How to organize a search among a million or more images?

Rinat Bakiev2016-12-15 12:34:48

PostgreSQL

Rinat Bakiev, 2016-12-15 12:34:48

There is a task of searching for similar images in the database. The solution was made on neurons (keras), we pull out features from the pictures using the vvg16 grid (layer 4096). Works acceptable on small volumes, we use cosine distance.
The problem is that the database is very large... about 1 million pictures and this is not the limit. Vectors per 100,000 weigh about 5-7 GB. Accordingly, for 1 million pictures of vectors for 50-70GB. The search is slow and the database does not fit in RAM, and from the disk it takes a very long time. Moreover, the database will be replenished, changed and storing it in the form of a single hd5 file is not convenient.
As long as you go this way. We drive all the vectors into the database (for example, mariadb, we want PostgreSQL). Then the vectors are loaded in batches and hashed by the solution ( https://github.com/pixelogik/NearPy). The memory remains, as it were, the hashes to the database and the IDs of the pictures. The search is fast, weighs little, but not accurate (not cosines are compared, but similar ones are found by a sensitive hash)
Maybe someone else knows other solutions?

Answer the question

In order to leave comments, you need to log in

9 answer(s)

Alexander Pozharsky, 2016-12-16
@alex4321

Judging by : https://www.cs.toronto.edu/~frossard/post/vgg16/vg...
I would do the following :
Store :
- image (maybe smaller copies)
- 4096-component vector
- output vector (which of 1000 components)
It would be possible to reduce the dimension with another layer, but this will already require additional training of the network.
Then:
- first we extract vectors from the image (per 1000/4096 components)
- we calculate the cosine distance by the smaller vector.
- we discard options whose cosine distance is greater than a certain limit
- we calculate the distance along a larger vector
- we discard options with a large distance
- among the rest - we compare images (possibly - reduced copies)
In theory, discarding those images that have a very different classification result should reduce the number of calculations. But for good, you need to either experiment, or count.
ps and of course - get ready to parallelize the task :-)

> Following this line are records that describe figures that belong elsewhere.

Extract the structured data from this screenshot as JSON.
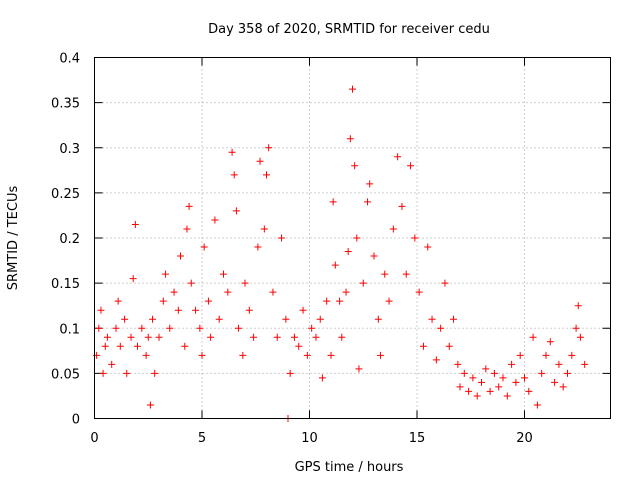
{
  "chart_data": {
    "type": "scatter",
    "title": "Day 358 of 2020, SRMTID for receiver cedu",
    "xlabel": "GPS time / hours",
    "ylabel": "SRMTID / TECUs",
    "xlim": [
      0,
      24
    ],
    "ylim": [
      0,
      0.4
    ],
    "xticks": [
      0,
      5,
      10,
      15,
      20
    ],
    "xtick_labels": [
      "0",
      "5",
      "10",
      "15",
      "20"
    ],
    "yticks": [
      0,
      0.05,
      0.1,
      0.15,
      0.2,
      0.25,
      0.3,
      0.35,
      0.4
    ],
    "ytick_labels": [
      "0",
      "0.05",
      "0.1",
      "0.15",
      "0.2",
      "0.25",
      "0.3",
      "0.35",
      "0.4"
    ],
    "grid": true,
    "marker": "+",
    "color": "#ff0000",
    "series": [
      {
        "name": "SRMTID",
        "points": [
          [
            0.1,
            0.07
          ],
          [
            0.2,
            0.1
          ],
          [
            0.3,
            0.12
          ],
          [
            0.4,
            0.05
          ],
          [
            0.5,
            0.08
          ],
          [
            0.6,
            0.09
          ],
          [
            0.8,
            0.06
          ],
          [
            1.0,
            0.1
          ],
          [
            1.1,
            0.13
          ],
          [
            1.2,
            0.08
          ],
          [
            1.4,
            0.11
          ],
          [
            1.5,
            0.05
          ],
          [
            1.7,
            0.09
          ],
          [
            1.8,
            0.155
          ],
          [
            1.9,
            0.215
          ],
          [
            2.0,
            0.08
          ],
          [
            2.2,
            0.1
          ],
          [
            2.4,
            0.07
          ],
          [
            2.5,
            0.09
          ],
          [
            2.6,
            0.015
          ],
          [
            2.7,
            0.11
          ],
          [
            2.8,
            0.05
          ],
          [
            3.0,
            0.09
          ],
          [
            3.2,
            0.13
          ],
          [
            3.3,
            0.16
          ],
          [
            3.5,
            0.1
          ],
          [
            3.7,
            0.14
          ],
          [
            3.9,
            0.12
          ],
          [
            4.0,
            0.18
          ],
          [
            4.2,
            0.08
          ],
          [
            4.3,
            0.21
          ],
          [
            4.4,
            0.235
          ],
          [
            4.5,
            0.15
          ],
          [
            4.7,
            0.12
          ],
          [
            4.9,
            0.1
          ],
          [
            5.0,
            0.07
          ],
          [
            5.1,
            0.19
          ],
          [
            5.3,
            0.13
          ],
          [
            5.4,
            0.09
          ],
          [
            5.6,
            0.22
          ],
          [
            5.8,
            0.11
          ],
          [
            6.0,
            0.16
          ],
          [
            6.2,
            0.14
          ],
          [
            6.4,
            0.295
          ],
          [
            6.5,
            0.27
          ],
          [
            6.6,
            0.23
          ],
          [
            6.7,
            0.1
          ],
          [
            6.9,
            0.07
          ],
          [
            7.0,
            0.15
          ],
          [
            7.2,
            0.12
          ],
          [
            7.4,
            0.09
          ],
          [
            7.6,
            0.19
          ],
          [
            7.7,
            0.285
          ],
          [
            7.9,
            0.21
          ],
          [
            8.0,
            0.27
          ],
          [
            8.1,
            0.3
          ],
          [
            8.3,
            0.14
          ],
          [
            8.5,
            0.09
          ],
          [
            8.7,
            0.2
          ],
          [
            8.9,
            0.11
          ],
          [
            9.0,
            0.0
          ],
          [
            9.1,
            0.05
          ],
          [
            9.3,
            0.09
          ],
          [
            9.5,
            0.08
          ],
          [
            9.7,
            0.12
          ],
          [
            9.9,
            0.07
          ],
          [
            10.1,
            0.1
          ],
          [
            10.3,
            0.09
          ],
          [
            10.5,
            0.11
          ],
          [
            10.6,
            0.045
          ],
          [
            10.8,
            0.13
          ],
          [
            11.0,
            0.07
          ],
          [
            11.1,
            0.24
          ],
          [
            11.2,
            0.17
          ],
          [
            11.4,
            0.13
          ],
          [
            11.5,
            0.09
          ],
          [
            11.7,
            0.14
          ],
          [
            11.8,
            0.185
          ],
          [
            11.9,
            0.31
          ],
          [
            12.0,
            0.365
          ],
          [
            12.1,
            0.28
          ],
          [
            12.2,
            0.2
          ],
          [
            12.3,
            0.055
          ],
          [
            12.5,
            0.15
          ],
          [
            12.7,
            0.24
          ],
          [
            12.8,
            0.26
          ],
          [
            13.0,
            0.18
          ],
          [
            13.2,
            0.11
          ],
          [
            13.3,
            0.07
          ],
          [
            13.5,
            0.16
          ],
          [
            13.7,
            0.13
          ],
          [
            13.9,
            0.21
          ],
          [
            14.1,
            0.29
          ],
          [
            14.3,
            0.235
          ],
          [
            14.5,
            0.16
          ],
          [
            14.7,
            0.28
          ],
          [
            14.9,
            0.2
          ],
          [
            15.1,
            0.14
          ],
          [
            15.3,
            0.08
          ],
          [
            15.5,
            0.19
          ],
          [
            15.7,
            0.11
          ],
          [
            15.9,
            0.065
          ],
          [
            16.1,
            0.1
          ],
          [
            16.3,
            0.15
          ],
          [
            16.5,
            0.08
          ],
          [
            16.7,
            0.11
          ],
          [
            16.9,
            0.06
          ],
          [
            17.0,
            0.035
          ],
          [
            17.2,
            0.05
          ],
          [
            17.4,
            0.03
          ],
          [
            17.6,
            0.045
          ],
          [
            17.8,
            0.025
          ],
          [
            18.0,
            0.04
          ],
          [
            18.2,
            0.055
          ],
          [
            18.4,
            0.03
          ],
          [
            18.6,
            0.05
          ],
          [
            18.8,
            0.035
          ],
          [
            19.0,
            0.045
          ],
          [
            19.2,
            0.025
          ],
          [
            19.4,
            0.06
          ],
          [
            19.6,
            0.04
          ],
          [
            19.8,
            0.07
          ],
          [
            20.0,
            0.045
          ],
          [
            20.2,
            0.03
          ],
          [
            20.4,
            0.09
          ],
          [
            20.6,
            0.015
          ],
          [
            20.8,
            0.05
          ],
          [
            21.0,
            0.07
          ],
          [
            21.2,
            0.085
          ],
          [
            21.4,
            0.04
          ],
          [
            21.6,
            0.06
          ],
          [
            21.8,
            0.035
          ],
          [
            22.0,
            0.05
          ],
          [
            22.2,
            0.07
          ],
          [
            22.4,
            0.1
          ],
          [
            22.5,
            0.125
          ],
          [
            22.6,
            0.09
          ],
          [
            22.8,
            0.06
          ]
        ]
      }
    ]
  }
}
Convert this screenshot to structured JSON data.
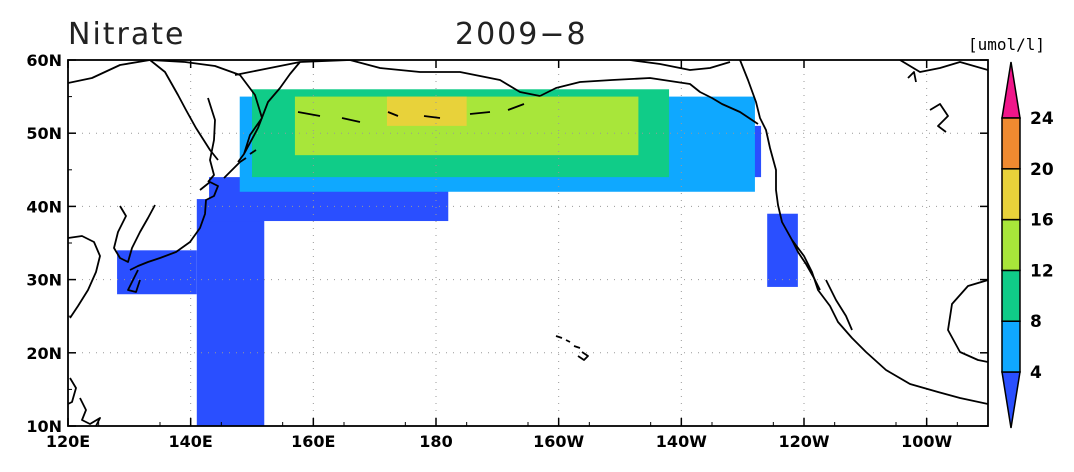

Roman Mirilaczvili, 2016-12-17
@2ord

To compare images I use a perceptual hash using libphash0 library binding and Hamming distance (mysql: bit_count(), postgresql: hamming_distance ). Each hash is a 64-bit number. It seems to take very little.
Links:
https://habrahabr.ru/search/?q=%5Bphash%5D&target_...
https://habrahabr.ru/post/211773/
You can detect duplicates like this:

select s1.name, s2.name from images s1
inner join
(
    select t2.name, t2.phash as dup_phash, hamming_distance((t1.phash), (t2.phash)) as dist from images t1
    inner join images t2 on dist between 1 and 8
    group by dist
    having count(*) > 1
) s2 on dist between 0 and 8

Index by images.phash .

Yuri, 2016-12-15
@riky

take N servers and do sharding, the main thing is that there is enough memory for each.
Moreover, as far as I understand, each vector needs to be checked separately (indices do not roll) the complexity is O (1), all the more so as the number of images in one database increases, the time only for searching will increase, not counting the download from disk. when sharding, the time will not increase, since the search will be parallel.

Sergey, 2016-12-15
@begemot_sun

https://ru.wikipedia.org/wiki/Locality-sensitive_h... -- an idea might help.

ThunderCat, 2016-12-16
@ThunderCat

As an option - make copies of the image in a small resolution, and compare them using them. For example, we take pictures with a width of 50 pixels, and compare them already.

Roman Mindlin, 2016-12-16
@kgbplus

Reduce at least a little the space of signs and you will fit everything in memory. In this case, I think you will not lose almost any dispersion.

pfg21, 2016-12-16
@pfg21

Put the server with 64-94 GB of memory?? it will be a serious investment, but in the future it will pay off with speed, etc.
Option 2: take such a server in the cloud: the start-up costs are less, at least you can drive for a couple of months and clarify your needs and already think about a local piece of iron.

Artemy, 2016-12-15
@MetaAbstract

Probably you will be helped by distributed storage and parallel processing of data

potapm, 2017-03-28
@potapm

As far as I understand, the entire network is simply run through and then the penultimate layer for each image is stored. The size of the penultimate layer can be set to any size, depending on the required accuracy.